Das Überraschende ist nämlich, dass der Film zu einem nicht unerheblichen Anteil eine Komödie ist. Oder vielleicht keine Komödie, aber ein Vampir-Horror-Liebesfilm mit recht hoher Humorquote. Es gibt wenig bis keine echten Gags, es ist vielmehr der mal groteske, mal tiefschwarze Umgang mit dem Vampirismus. Schon die Anweisungen des Paters im Beichtstuhl wirken ungewohnt und überspitzt, eine Flötenspielszene schwankt zwischen blutiger Abscheu und schwarzem Humor und wenn die Geliebte erst Angst vor dem Vampir hat um es dann schrill zu feiern, ist es so manchen Lacher wert. Die Familie, bei der die Frau lebt, ist so überkandidelt und gleichzeitig nachvollziehbar, dass es gleichermaßen Hass wie sarkastischen Witz hinauf beschwört. Ebenso werden Vampirklischees, wie Särge oder wie Fledermäuse kopfüber von der Decke zu hängen, parodistisch, weil realistisch, aufgegriffen.
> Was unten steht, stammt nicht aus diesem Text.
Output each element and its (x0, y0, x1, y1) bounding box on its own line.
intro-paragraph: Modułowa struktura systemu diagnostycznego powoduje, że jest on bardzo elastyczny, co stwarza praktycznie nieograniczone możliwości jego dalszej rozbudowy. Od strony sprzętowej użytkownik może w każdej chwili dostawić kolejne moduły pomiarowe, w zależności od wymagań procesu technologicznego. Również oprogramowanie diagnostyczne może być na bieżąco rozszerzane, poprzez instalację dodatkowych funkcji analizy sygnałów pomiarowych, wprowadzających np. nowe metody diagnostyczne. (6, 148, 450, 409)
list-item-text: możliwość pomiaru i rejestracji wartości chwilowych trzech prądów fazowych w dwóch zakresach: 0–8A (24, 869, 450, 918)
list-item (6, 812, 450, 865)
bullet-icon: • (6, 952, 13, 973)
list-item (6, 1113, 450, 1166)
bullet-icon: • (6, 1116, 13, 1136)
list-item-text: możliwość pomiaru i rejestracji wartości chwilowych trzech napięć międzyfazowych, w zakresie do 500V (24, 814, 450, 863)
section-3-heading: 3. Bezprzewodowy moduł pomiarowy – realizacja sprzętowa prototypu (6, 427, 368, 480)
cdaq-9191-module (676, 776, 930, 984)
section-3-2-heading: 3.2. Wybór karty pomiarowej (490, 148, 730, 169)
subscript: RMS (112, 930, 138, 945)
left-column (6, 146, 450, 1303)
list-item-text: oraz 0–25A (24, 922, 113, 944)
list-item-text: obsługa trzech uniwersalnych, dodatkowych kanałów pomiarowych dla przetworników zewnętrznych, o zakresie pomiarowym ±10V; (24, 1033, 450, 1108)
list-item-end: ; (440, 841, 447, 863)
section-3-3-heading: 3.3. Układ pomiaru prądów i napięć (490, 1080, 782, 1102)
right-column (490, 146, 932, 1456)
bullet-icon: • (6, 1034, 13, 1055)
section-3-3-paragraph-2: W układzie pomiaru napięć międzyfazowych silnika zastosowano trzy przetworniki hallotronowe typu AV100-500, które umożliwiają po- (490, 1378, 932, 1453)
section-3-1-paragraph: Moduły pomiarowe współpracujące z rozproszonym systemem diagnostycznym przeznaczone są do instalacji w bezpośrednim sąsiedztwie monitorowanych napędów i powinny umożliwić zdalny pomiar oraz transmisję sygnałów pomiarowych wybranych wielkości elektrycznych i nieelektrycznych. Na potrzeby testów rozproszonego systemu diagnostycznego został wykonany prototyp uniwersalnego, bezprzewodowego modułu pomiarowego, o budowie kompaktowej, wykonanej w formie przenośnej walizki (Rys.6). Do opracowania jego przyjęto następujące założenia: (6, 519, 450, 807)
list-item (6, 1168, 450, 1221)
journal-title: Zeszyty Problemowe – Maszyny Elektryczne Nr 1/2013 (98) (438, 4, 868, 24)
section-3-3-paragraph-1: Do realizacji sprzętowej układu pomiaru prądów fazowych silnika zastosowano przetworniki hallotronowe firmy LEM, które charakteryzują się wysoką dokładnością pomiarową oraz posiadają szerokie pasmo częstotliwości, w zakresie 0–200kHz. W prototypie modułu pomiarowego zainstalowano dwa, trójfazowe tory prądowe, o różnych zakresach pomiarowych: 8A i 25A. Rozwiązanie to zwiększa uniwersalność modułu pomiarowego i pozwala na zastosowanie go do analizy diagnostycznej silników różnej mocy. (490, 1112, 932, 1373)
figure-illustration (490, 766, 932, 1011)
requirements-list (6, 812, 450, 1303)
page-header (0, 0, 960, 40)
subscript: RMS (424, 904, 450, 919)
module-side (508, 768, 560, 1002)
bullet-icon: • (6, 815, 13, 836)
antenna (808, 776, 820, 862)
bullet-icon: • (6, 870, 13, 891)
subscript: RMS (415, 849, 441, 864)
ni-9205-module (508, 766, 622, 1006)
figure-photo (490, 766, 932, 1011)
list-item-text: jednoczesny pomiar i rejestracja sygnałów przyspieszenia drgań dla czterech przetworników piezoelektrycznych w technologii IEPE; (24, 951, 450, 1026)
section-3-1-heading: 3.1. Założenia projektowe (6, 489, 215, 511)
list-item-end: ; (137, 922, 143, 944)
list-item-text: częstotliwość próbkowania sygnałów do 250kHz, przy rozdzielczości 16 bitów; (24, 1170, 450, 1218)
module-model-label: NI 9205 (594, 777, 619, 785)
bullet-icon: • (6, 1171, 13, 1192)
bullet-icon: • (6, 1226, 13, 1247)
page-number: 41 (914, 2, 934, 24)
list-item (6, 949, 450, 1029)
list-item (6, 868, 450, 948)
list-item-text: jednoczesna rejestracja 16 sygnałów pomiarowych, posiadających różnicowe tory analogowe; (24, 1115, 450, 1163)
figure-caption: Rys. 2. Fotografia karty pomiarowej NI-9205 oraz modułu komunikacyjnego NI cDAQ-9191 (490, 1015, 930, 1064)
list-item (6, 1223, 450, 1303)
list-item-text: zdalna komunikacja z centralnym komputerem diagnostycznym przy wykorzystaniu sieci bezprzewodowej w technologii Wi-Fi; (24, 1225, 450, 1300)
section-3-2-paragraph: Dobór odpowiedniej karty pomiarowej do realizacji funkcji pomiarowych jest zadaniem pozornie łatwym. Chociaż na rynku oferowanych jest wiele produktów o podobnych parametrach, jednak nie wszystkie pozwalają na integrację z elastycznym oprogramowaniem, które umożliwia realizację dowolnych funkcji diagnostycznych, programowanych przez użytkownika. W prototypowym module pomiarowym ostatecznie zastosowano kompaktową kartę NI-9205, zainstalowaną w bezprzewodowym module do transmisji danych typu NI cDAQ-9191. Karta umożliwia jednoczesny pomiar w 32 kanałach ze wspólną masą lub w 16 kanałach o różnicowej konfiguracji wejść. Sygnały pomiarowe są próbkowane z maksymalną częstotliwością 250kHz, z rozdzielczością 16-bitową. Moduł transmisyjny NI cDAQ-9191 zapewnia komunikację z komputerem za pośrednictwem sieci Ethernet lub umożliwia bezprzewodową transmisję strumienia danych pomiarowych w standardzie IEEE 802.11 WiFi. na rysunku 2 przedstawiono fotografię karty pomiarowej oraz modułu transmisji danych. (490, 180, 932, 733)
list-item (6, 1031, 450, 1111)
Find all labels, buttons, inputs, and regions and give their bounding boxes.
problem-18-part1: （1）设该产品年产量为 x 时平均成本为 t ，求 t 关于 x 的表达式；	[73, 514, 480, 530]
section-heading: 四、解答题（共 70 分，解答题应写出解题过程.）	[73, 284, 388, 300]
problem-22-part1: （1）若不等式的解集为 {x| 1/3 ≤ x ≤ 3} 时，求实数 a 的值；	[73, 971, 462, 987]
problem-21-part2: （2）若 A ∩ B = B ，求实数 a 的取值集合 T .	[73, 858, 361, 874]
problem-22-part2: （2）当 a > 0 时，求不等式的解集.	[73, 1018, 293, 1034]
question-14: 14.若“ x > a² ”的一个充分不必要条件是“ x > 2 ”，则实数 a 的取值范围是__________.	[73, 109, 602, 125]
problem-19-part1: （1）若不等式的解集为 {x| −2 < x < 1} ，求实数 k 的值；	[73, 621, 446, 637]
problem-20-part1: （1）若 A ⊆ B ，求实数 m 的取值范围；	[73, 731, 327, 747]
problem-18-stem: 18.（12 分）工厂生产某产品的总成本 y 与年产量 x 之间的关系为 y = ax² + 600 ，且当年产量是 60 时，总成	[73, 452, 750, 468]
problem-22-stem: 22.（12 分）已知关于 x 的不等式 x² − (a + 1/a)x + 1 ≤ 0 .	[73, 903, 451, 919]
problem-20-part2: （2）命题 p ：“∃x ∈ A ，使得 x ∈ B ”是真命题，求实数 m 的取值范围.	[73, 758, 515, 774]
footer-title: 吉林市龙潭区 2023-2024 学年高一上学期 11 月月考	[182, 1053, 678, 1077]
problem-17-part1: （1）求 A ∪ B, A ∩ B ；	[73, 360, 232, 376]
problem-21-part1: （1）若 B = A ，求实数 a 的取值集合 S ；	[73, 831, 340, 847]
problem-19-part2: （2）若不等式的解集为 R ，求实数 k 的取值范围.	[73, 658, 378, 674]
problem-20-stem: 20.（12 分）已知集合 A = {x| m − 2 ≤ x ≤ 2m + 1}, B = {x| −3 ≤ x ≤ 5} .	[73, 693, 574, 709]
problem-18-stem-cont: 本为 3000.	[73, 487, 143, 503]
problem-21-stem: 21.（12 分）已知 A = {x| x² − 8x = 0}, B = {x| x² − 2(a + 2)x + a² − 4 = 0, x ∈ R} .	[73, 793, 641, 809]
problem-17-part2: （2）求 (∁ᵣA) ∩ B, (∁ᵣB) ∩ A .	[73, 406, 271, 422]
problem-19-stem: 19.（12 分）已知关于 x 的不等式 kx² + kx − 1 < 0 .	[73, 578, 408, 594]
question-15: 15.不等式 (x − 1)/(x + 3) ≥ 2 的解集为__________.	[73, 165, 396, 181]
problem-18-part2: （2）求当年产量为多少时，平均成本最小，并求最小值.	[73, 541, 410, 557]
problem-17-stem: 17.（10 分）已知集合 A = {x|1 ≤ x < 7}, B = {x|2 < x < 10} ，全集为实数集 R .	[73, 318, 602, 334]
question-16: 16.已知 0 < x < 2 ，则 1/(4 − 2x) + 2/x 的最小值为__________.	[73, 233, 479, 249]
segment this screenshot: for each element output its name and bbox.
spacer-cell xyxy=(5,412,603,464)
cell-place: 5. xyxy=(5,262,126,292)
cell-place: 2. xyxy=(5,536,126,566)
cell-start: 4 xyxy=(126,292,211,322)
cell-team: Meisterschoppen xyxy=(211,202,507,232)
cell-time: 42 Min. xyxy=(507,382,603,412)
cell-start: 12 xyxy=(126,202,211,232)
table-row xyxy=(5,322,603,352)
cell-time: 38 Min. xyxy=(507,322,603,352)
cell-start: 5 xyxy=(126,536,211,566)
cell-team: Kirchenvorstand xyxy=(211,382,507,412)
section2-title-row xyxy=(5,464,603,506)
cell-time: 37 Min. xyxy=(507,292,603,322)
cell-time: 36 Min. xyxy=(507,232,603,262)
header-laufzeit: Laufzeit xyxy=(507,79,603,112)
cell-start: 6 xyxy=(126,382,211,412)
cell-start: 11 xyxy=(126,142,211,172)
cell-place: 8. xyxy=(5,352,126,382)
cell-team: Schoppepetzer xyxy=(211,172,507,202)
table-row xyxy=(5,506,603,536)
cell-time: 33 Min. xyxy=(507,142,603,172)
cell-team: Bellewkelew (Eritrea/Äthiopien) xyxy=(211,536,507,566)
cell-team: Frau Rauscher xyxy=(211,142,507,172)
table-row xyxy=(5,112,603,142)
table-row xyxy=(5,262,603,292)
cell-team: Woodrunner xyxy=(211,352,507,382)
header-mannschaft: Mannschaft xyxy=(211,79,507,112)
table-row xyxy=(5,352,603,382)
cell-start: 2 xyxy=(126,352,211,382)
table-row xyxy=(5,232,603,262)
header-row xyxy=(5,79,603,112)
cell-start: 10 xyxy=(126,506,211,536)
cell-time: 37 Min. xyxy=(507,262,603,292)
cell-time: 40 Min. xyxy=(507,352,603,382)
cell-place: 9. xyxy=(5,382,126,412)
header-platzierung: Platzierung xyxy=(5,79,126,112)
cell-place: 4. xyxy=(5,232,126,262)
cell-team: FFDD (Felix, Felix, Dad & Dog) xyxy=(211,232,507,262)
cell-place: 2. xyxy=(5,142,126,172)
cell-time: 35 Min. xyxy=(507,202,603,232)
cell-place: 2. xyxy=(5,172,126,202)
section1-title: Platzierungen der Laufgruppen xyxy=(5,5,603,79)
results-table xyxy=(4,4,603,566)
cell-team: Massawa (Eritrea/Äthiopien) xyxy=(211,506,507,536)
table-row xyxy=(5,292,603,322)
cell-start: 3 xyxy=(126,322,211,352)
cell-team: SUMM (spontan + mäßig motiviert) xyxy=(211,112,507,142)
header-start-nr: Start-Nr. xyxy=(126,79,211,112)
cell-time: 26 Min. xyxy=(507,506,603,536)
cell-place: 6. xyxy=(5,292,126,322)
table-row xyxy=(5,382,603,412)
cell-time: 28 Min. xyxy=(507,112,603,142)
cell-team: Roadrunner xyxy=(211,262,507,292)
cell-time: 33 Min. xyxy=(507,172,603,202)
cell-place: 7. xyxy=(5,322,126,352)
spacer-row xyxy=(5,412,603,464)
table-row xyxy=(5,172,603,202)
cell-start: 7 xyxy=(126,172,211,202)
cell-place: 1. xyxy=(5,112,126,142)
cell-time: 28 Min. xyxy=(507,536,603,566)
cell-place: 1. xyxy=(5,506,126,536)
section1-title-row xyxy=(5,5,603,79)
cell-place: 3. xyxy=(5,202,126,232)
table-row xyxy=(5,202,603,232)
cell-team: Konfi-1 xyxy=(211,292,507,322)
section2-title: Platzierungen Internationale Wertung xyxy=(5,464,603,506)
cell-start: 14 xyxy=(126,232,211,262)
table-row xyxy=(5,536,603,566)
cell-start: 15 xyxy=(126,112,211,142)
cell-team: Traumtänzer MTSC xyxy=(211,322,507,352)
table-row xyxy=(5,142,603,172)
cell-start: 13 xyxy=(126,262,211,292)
Allerdings ist es eigenartiger Humor und die ganze Atmosphäre des Films mag auf einige Zuschauer eher „eigenartig“ als „faszinierend“ wirken. Besonders wenn an der Psycho-Schraube gedreht wird und unser Paar vor lauter Wahnvorstellungen nicht mehr weiß, was real ist und was nicht, könnte es Park mit seinen grotesken Einfällen zu weit getrieben haben.

Lange hält man sich mit Halluzinationen aber eh nicht auf. „Thirst“ steigert sich immer weiter. Die erste Hälfte kommt noch sehr ruhig und realistisch daher und das spiegelt sich auch in Parks visuellem Stil wieder. Je vampirischer der Pater und die Welt um ihn herum wird, desto mehr wird „Thirst“ zu einem kühlen und coolen Bilderrausch in Zeitlupe, wie wir ihn schon aus „Oldboy“ kennen. Blutig genug ist der Film ebenfalls und das auch besonders gegen Ende. Das letzte Drittel ist ein Meisterstück in Spannung, Stil und Atmosphäre. Visuelle Einfälle überschlagen sich, Humor und Bedrohung kreieren eine ganz eigenartige Stimmung und der Pater und die Frau lieben, hassen und zerfleischen sich und ihre Umgebung in einem wahren Rausch. Horror, Drama und etwas bizarres Eigenes machen den ganzen Film, aber besonders das letzte Drittel, zu einem einzigartigen Erlebnis.

Park Chan-Wook durchzieht den ganzen Film mit Regie-Kniffen und einer überdeutlichen, fast aufdringlichen Flut an Symbolen und bildhaften Allegorien. Die Hauptdarsteller sind ideal besetzt und ergänzen sich ausgezeichnet. Song Kang-Ho ist als Priester ruhig, nur nuanciert aufbrausend und schwankt passend zwischen Furcht und Neugierde. Eine wahre Entdeckung ist Kim Ok-Vin als Tae-joo, die Frau. Sie grimassiert und chargiert sich mit einer enormen Spielfreude durch alle Stufen des Wahnsinns und reißt den Film mehr und mehr an sich, je mehr Raum dieser ihr gibt. Mit Park Chan-Wooks Vorliebe für klassische Musik wird der Film auch klanglich perfekt abgerundet. Thirst“ ist ein Adrenalinritt in gemäßigtem Tempo den man unbedingt gesehen haben muss, der am Ende tatsächlich mehr grotesker Liebesfilm als Vampirthriller ist und ein erstklassiges, wenn auch eventuell erwartetes Ende liefert.

Fazit:
Völlig irre und absolut originell. Park Chan-Wook kreiert ein Genre-Meisterwerk das die Grenzen verschiedenster Genres sprengt. Ein langsamer Film, der sich jedoch konsequent steigert und Horror, Blut und Spannung geschickt mit der allgegenwärtigen Liebesgeschichte und sogar Humor verbindet. Das Ganze erstklassig inszeniert und toll gespielt ergibt einen Pflichtfilm, den man sich beim geringsten Interesse für die Thematik nicht entgehen lassen darf.